Ahead of the start of early voting for the June 5 runoff, the Fort Worth Report and KERA will offer a virtual debate between mayoral runoff candidates Deborah Peoples and Mattie Parker.
“We are pleased to partner with fellow nonprofit news organization KERA to offer our audiences a nonpartisan way to learn about the two mayoral candidates,” said Chris Cobler, the CEO and publisher of the Report. “We consider educating, engaging and empowering Fort Worth residents to be at the core of our mission.”
Peoples and Parker were the top two vote-getters in the May 1 election. Peoples, the chairwoman of the Tarrant County Democratic Party, finished first with 22,551 votes. Parker, the former chief of staff to Mayor Betsy Price, received 20,964 votes. They came out on top of a field of 10 mayoral candidates vying to replace Price, the city’s longest-serving mayor.
Early voting begins May 24 and ends June 1. Polls will be closed on May 31 for Memorial Day.
“This election is clearly a pivotal moment for Fort Worth,” said Rick Holter, KERA vice president of news. “And we’re excited to work with Fort Worth Report to help our audience in the city get to know the candidates — and ultimately get the context they need to make an informed decision.”
The moderator will be Sam Baker, KERA senior editor and local host for “Morning Edition.”
A panel of journalists from both news organizations will ask Peoples and Parker questions.
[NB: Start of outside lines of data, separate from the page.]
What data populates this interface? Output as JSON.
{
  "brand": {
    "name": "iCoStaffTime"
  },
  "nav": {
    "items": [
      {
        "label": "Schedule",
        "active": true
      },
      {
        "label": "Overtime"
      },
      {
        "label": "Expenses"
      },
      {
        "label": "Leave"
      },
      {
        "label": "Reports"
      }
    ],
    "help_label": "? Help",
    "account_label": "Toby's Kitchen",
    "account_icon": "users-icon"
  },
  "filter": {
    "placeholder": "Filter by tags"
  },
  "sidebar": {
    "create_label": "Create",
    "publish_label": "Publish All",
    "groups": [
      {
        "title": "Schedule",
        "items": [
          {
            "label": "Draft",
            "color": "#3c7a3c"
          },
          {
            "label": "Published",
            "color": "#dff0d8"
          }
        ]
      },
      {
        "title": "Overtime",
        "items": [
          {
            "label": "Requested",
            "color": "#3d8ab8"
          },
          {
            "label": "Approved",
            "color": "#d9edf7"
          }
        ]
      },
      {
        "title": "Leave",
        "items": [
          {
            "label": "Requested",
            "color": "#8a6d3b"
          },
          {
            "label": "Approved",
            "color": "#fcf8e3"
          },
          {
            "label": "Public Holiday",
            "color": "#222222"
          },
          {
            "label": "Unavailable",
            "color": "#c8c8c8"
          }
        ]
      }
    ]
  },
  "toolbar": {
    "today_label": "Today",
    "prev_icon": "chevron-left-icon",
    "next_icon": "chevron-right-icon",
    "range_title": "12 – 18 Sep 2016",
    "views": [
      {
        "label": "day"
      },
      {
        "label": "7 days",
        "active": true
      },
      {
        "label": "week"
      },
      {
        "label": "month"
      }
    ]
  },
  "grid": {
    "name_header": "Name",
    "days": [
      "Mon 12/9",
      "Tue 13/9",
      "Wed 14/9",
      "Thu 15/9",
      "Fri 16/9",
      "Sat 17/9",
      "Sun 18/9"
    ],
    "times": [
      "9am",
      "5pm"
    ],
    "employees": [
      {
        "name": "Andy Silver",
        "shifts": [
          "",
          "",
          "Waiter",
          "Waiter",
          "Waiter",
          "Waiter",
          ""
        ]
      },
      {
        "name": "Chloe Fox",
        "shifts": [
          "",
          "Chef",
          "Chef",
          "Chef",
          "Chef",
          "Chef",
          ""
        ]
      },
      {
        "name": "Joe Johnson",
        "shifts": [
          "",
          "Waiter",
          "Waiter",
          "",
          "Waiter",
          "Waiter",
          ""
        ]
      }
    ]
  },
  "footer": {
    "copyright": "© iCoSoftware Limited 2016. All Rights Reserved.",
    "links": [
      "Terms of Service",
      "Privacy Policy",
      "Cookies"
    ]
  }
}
The panelists include Cobler, Report investigative journalist Jessica Priest and KERA’s Fort Worth reporter Miranda Suarez.
The candidates will be asked in-depth questions about three topics.
The Report and KERA welcome questions from readers ahead of the debate. Email email@example.com to submit your queries for Parker and Peoples. The panelists will select a few reader-submitted questions.
Questions also will be accepted during the livestream. Those can be submitted through the stream’s chat. A sampling of questions will be asked at the end of the debate.
Regardless of who wins, Fort Worth’s next mayor will make history. Peoples, 68, would be the city’s first Black mayor, and Parker, 37, would be the youngest mayor of any major U.S. city.